Indigenous people present at the court said they were devastated by the ruling, while activists said it could encourage the government to requisition more land on Malaysia's part of Borneo and create "internal refugees".
"It is an unfair decision. I have not been fully compensated," said Ngajang Midin, 50, of the Ukit tribe, as tears rolled down his face. He has already moved to higher ground and the multi-billion-dollar dam has begun operations.
"My cocoa and pepper trees are underwater. My ancestors' graves are buried under the sea of water," he said.
The fight, seen as a test case, began 12 years ago when the state government of Sarawak requisitioned land for the controversial Bakun hydroelectric dam and a timber pulp mill on Borneo, famous for its biodiversity.
About 15,000 people were forcibly relocated to make room for the dam and a reservoir about the size of Singapore, which began generating power last month.

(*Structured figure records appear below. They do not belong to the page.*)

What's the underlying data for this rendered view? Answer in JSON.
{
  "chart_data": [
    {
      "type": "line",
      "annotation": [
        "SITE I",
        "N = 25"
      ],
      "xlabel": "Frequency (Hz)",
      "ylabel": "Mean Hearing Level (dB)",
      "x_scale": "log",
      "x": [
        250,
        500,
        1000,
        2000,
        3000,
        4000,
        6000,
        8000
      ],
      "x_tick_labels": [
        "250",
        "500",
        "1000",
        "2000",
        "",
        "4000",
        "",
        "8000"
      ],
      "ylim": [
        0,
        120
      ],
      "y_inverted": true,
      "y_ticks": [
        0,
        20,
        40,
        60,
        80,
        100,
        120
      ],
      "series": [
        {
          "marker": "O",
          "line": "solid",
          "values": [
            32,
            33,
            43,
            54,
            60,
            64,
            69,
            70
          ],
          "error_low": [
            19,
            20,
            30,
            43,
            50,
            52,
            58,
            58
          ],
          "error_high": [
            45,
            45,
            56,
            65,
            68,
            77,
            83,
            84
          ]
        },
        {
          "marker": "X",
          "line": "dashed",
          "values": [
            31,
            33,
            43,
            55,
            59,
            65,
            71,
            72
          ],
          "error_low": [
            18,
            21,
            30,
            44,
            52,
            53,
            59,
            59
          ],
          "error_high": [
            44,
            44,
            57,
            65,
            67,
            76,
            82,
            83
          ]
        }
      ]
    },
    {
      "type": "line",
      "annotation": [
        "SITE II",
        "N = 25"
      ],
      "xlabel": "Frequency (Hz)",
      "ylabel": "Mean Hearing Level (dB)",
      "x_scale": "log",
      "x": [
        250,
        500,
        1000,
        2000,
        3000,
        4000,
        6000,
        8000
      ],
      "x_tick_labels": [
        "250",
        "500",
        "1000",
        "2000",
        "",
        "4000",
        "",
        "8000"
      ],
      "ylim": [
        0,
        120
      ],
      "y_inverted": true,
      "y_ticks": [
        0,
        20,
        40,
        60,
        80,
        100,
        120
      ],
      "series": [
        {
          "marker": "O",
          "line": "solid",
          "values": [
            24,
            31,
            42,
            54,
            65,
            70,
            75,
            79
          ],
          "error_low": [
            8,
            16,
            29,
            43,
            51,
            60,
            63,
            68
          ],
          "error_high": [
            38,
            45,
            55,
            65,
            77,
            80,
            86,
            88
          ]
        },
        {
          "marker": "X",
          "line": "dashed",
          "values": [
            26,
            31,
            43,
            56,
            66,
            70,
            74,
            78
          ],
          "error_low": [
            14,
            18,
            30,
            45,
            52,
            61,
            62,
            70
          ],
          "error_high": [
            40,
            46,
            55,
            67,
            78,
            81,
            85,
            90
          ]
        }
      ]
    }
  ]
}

Many have made an unhappy transition to life in drab resettlement areas, and representatives of the evicted indigenous people launched a series of legal appeals.
But these culminated Thursday in a unanimous dismissal by a three-judge panel from Malaysia's highest court, the Federal Court, which found the eviction had not violated the tribal peoples' constitutional rights.
"I hearby dismiss the appeal and uphold the orders of the courts below," chief justice Zaki Azmi, of the Federal Court, said in the capital Kuala Lumpur.
Colin Nicholas, founder and coordinator of the Center for Orang Asli Concerns, whose name uses the Malay term for indigenous people -- said the decision could turn the indigenous groups into "internal refugees."
"Natives use blockades and negotiations (and when it fails) they come to court for justice. But that justice was not delivered. It is disappointing," he told AFP.
"The fear now is these people will become internal refugees because they can be forced to relocate," he said.
Ngajang, who has moved to higher ground with his family, said he was afraid for the future. "I fear we will be driven out from our own land. I will end up like a squatter," he said. "Our lives are only filled with darkness and uncertainties."
The case was brought by members of indigenous tribes including the Iban, Dayak, Kayan, Kenyah and Ukit peoples, some of the many ethnic groups living on Borneo, which is split between Malaysia, Indonesia and the sultanate of Brunei.
A lawyer for the group, Baru Bian, said that more tribal people in Sarawak might now be forcibly moved in the name of development. “There is a possibility the move to displace natives in Sarawak will gain momentum," he said. About 200 cases of indigenous people fighting state acquisition of their land are ongoing in lower courts.
Transparency International has labelled Bakun a "monument of corruption", and analysts have questioned how the Malaysian government can ever recover the money it has sunk into the project.
The dam, one of the world's tallest, has been dogged by problems since its approval in 1993, and the delays have incurred large cost overruns.
The construction costs for Bakun have added up to at least $2.6 billion, making it among the most expensive infrastructure projects in Malaysian history.